Department of Gynaecological Endocrinology and Reproductive Medicine, University Women's Hospital, Effingerstrasse 102, 3010 Bern, Switzerland.
Arch Gynecol Obstet. 2011 Aug;284(2):427-35. doi: 10.1007/s00404-011-1874-1. Epub 2011 Mar 24.
Fertility preservation methods are playing an increasing role in women up to the age of 40 years because of rising survival rates in those affected by cancer. However, balanced practical recommendations concerning all relevant fertility preservation, to support doctors in counselling and treating patients, are still rare.
These recommendations were prepared by the network FertiPROTEKT ( http://www.fertiprotect.eu ), a collaboration of around 70 centres in Germany, Switzerland and Austria. The recommendations were developed by specialists in reproductive medicine, reproductive biology and oncology, which gave a comprehensive overview of all named techniques as well as their benefits and risks. Furthermore, practice-orientated recommendations for the individual use of fertility preservation methods for various indications such as breast cancer, Hodgkin's lymphoma and borderline ovarian tumours are given.
Various options such as ovarian stimulation and cryopreservation of unfertilised or fertilised oocytes, cryopreservation and transplantation of ovarian tissue, GnRH-agonist administration and transposition of the ovaries can be offered. All the techniques can be performed alone or in combination within a maximum of 2 weeks with low risk and different success rates.

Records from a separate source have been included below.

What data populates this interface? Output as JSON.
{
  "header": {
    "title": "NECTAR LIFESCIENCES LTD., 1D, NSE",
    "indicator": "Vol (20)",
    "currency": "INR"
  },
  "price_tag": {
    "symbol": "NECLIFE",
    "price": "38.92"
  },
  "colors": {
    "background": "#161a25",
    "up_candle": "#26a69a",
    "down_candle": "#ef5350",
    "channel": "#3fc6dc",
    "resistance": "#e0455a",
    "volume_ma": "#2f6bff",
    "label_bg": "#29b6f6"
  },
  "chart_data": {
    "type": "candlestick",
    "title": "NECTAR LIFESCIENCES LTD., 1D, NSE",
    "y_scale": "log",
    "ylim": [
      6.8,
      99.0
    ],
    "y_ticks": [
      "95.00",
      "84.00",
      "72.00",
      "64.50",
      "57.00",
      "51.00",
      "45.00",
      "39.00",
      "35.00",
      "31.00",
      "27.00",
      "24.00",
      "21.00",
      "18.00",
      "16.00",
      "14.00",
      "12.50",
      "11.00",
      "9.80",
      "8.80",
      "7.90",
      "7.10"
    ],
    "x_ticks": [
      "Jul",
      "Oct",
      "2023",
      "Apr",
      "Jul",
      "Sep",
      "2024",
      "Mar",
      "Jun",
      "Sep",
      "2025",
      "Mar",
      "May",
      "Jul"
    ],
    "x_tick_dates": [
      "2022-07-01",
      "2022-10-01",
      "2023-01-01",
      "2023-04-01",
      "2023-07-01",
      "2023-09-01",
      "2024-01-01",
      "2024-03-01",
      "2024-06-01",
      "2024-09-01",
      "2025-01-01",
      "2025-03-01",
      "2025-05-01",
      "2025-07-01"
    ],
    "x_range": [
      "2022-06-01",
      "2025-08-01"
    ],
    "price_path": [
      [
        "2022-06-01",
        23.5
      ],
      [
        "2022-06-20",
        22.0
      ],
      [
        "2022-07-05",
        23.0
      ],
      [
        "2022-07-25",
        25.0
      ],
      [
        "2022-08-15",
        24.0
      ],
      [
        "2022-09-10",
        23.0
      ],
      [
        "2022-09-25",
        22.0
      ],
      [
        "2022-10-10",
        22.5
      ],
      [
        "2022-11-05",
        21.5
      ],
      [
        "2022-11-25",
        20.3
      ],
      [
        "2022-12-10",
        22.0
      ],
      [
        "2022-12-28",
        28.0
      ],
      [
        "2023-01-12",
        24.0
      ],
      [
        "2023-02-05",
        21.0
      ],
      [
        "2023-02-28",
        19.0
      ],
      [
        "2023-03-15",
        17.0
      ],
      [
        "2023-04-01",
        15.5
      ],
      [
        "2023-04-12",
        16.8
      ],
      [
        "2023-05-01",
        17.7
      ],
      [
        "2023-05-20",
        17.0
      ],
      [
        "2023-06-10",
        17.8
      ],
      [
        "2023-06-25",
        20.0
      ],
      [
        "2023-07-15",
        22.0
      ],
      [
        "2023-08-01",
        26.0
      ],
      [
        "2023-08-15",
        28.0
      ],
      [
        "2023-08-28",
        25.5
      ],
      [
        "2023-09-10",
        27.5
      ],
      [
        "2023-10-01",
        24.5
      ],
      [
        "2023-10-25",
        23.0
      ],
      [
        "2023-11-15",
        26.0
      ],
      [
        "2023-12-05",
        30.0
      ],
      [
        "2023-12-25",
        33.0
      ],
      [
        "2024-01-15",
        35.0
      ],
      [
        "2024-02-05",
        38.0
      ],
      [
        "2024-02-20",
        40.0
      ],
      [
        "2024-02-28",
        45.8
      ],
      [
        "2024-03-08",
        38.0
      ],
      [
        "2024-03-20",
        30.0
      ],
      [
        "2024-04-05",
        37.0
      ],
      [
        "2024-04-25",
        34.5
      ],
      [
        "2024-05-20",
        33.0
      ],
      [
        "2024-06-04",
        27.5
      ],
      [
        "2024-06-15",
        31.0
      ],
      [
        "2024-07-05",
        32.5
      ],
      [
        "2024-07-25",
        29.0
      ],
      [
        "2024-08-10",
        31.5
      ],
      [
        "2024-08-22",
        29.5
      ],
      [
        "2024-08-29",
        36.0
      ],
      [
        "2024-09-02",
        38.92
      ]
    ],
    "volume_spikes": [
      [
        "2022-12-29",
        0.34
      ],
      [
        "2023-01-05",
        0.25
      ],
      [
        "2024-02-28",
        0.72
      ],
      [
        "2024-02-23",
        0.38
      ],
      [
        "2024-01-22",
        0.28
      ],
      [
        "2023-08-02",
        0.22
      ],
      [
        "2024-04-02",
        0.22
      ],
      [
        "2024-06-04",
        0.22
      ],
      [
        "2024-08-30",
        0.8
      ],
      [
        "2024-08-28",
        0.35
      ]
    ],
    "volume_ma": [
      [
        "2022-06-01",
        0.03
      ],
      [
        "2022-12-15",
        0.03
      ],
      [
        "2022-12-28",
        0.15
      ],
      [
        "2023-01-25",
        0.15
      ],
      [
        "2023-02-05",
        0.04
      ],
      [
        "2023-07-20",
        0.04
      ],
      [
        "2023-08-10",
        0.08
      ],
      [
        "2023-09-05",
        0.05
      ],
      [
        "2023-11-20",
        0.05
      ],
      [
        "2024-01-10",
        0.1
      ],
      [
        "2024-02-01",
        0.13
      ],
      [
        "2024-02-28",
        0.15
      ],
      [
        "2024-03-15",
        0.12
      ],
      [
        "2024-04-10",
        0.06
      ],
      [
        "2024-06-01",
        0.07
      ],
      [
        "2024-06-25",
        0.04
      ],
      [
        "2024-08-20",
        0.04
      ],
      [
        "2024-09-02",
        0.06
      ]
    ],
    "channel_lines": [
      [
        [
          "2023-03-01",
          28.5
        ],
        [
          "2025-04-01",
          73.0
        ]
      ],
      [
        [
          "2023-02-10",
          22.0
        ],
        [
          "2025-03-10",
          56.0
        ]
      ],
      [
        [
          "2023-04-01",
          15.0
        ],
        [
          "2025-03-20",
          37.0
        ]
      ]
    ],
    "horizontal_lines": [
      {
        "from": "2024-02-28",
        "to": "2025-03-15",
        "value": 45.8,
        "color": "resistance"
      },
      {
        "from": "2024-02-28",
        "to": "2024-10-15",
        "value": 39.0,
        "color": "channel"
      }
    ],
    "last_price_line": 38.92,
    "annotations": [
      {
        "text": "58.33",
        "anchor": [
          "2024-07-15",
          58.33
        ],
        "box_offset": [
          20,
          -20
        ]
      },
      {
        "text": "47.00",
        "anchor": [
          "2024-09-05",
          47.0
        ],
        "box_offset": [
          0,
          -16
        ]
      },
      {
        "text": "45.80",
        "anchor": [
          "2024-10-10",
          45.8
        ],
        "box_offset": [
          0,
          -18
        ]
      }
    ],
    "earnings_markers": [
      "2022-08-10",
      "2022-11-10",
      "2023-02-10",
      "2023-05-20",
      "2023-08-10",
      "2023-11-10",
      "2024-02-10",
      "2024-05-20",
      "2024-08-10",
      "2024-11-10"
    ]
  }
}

Fertility preservation in women has become an option with realistic chances to become pregnant after cytotoxic therapies. The information provided allows a well balanced and realistic counselling and treatment.
由于癌症患者的生存率不断提高,40 岁以下女性的生育力保存方法的作用日益凸显。然而,平衡所有相关生育力保存的实用建议,以支持医生对患者进行咨询和治疗,仍然很少见。
这些建议是由德国、瑞士和奥地利的大约 70 个中心组成的网络 FertiPROTEKT(http://www.fertiprotect.eu)制定的。这些建议是由生殖医学、生殖生物学和肿瘤学专家制定的,他们全面概述了所有指定的技术及其益处和风险。此外,还针对乳腺癌、霍奇金淋巴瘤和交界性卵巢肿瘤等各种适应症,给出了个体化使用生育力保存方法的实用建议。
可以提供各种选择,如卵巢刺激和未受精或受精卵的冷冻保存、卵巢组织的冷冻保存和移植、GnRH 激动剂的给药和卵巢移位。所有这些技术都可以单独或在 2 周内联合使用,风险低,成功率不同。
生育力保存已成为癌症治疗后怀孕的现实选择。所提供的信息允许进行平衡且现实的咨询和治疗。